Drug Delivery System Volume 28, Issue 1

Cellular immunotherapy for leukemia

Relapse after chemotherapy is inevitable in the majority of patients with leukemia. Thus, it is necessary to develop novel therapies that have different antileukemic mechanisms. Recent advances in immunology and identification of promising leukemia-associated antigens open the possibilities for eradicating minimal residual diseases by antigen-specific immunotherapy after chemotherapy. Several methods have been pursued as immunotherapies for leukemia: peptide vaccines, granulocyte-macrophage colony stimulating factor-secreting tumor vaccines, dendritic cell vaccines, and adoptive T cell therapy. Whereas immunogenicity and clinical outcomes are improving in these trials, severe adverse events were observed in highly avid engineered T cell therapies, indicating the importance of the balance between effectiveness and side effects in advanced immunotherapy. Such progress in inducing antitumor immune responses, together with strategies to attenuate immunosuppressive factors, will establish immunotherapy as an important armament to combat leukemia.

Development of optical imaging to visualize dynamics of cells in vivo

Cell dynamics involving distribution, adhesion, differentiation etc. is an important factor which decides therapeutic outcome in cell therapy. To investigate cell dynamics, in vivo imaging would be an promising tool. There are several types of imaging methods for tracing cells in vivo such as MRI, PET, SPECT, optical imaging. Each method possesses its own merit or demerit; therefore we should carefully select appropriate imaging method to the purpose. In this section, I would like to summarize optical imaging to visualize the dynamics of cells in vivo , and also to introduce our recent study.

In vivo tracking and viability measurement of transplanted stem cells using novel polymeric MRI contrast agents

Stem cell transplantation therapy is attracting attentions, recently. However, not only its therapeutic mechanism but also the information about stem cell fate after transplantation was not clarified yet. We have been developing a novel cell tracking system based on polymeric MRI contrast agent that has highly bioinert water soluble polymeric carriers. This system enabled us a quantitative analysis of the in vivo viability of the transplanted stem cells in addition to their distribution. In order to achieve long and stable intracellular retentivity, polymers that interact with cell membrane very weakly and were not internalized by the cells were selected. The polymeric-gadolinium contrast agent was delivered into the stem cells by the electroporation system. We then have proved its great efficacy by showing the stemcell migration and survival in endothelial progenitor cell transplantation to rat hind limb ischemia models.

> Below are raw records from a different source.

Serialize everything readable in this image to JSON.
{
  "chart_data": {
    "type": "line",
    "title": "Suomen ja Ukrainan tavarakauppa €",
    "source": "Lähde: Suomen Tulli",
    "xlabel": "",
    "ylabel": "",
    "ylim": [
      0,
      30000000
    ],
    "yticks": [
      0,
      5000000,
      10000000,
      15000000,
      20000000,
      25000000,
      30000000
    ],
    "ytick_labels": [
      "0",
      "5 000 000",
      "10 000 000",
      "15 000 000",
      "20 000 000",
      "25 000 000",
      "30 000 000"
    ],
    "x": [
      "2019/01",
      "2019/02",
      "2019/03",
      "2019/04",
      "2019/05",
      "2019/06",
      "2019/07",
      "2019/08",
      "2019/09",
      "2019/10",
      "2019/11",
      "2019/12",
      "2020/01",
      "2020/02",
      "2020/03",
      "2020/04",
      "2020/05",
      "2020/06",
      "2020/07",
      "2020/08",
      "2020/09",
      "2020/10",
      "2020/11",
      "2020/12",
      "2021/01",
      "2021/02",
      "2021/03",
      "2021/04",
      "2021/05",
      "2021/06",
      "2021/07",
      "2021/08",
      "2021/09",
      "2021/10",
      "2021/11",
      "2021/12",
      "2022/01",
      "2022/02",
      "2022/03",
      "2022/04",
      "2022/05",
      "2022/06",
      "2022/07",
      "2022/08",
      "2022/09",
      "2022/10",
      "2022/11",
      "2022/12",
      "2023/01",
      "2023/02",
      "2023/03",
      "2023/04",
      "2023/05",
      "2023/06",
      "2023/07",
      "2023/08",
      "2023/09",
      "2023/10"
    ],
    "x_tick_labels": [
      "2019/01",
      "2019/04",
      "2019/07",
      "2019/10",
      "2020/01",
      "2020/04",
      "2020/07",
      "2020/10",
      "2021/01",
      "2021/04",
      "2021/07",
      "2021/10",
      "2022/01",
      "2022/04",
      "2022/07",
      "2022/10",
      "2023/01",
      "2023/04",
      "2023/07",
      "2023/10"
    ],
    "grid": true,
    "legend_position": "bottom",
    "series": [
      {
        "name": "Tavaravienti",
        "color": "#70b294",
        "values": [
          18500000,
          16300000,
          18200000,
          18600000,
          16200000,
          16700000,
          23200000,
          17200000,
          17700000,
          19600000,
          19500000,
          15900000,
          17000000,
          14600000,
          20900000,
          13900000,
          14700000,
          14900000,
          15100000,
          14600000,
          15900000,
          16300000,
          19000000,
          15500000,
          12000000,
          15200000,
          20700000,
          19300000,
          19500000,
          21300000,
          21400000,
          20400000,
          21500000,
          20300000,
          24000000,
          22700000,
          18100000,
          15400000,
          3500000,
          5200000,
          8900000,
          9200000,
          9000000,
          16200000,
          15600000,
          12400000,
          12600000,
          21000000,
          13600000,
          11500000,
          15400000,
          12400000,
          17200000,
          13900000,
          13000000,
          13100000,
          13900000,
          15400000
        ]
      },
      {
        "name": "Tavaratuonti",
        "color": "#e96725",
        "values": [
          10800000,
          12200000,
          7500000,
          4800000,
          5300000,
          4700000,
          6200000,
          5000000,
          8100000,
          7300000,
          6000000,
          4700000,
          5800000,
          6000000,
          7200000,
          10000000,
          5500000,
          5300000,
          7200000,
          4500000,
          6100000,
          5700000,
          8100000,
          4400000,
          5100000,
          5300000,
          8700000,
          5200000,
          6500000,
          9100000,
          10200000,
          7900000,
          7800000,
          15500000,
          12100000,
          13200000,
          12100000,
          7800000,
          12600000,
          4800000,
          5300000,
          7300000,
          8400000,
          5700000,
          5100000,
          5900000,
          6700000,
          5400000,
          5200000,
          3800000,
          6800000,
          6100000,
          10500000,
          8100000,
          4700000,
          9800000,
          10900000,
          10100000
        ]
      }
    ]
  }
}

Development of next-generation adoptive immunotherapy using cytotoxic T-lymphocyte(CTL) expressing chimeric antigen-receptor(CAR)

Adoptive immunotherapy, relying on the transfer of tumor-specific cytotoxic T-lymphocytes (CTL) differentiated from CD8+ T cells of cancer patient, is autologous cell therapy attempting tumor regression and suppression of metastasis and recurrence. However, it is difficult to induce sufficient number of tumor-specific CTLs from most patients who are in immunosuppression. As a way out, development of the technique to create CTLs expressing chimeric antigen-receptor (CAR) is pushed forward. CAR comprises an extracellular target molecule recognition domain fused to a transmembrane domain and cytoplasmic signal transduction domain capable of modifying CTL function. Herein, we review trend of the CAR study and our next-generation adoptive immunotherapy using tumor vessel-specific CAR-expressing CTL.

Development of multicellular spheroid for cell-based therapy

Recent great advances in the preparation and culture of cells have expanded the expectation of therapeutic treatment using cells as "drugs". Cells play pivotal roles in biological processes through the interaction with surrounding cells and extracellular matrix. Therefore, multicellular spheroids, which can be obtained by culturing cells in three-dimension, have attracted great attention as an administration form that maximizes the function of cells. Here we summarize and compare several approaches to preparing multicellular spheroids and introduce our recent efforts on this subject.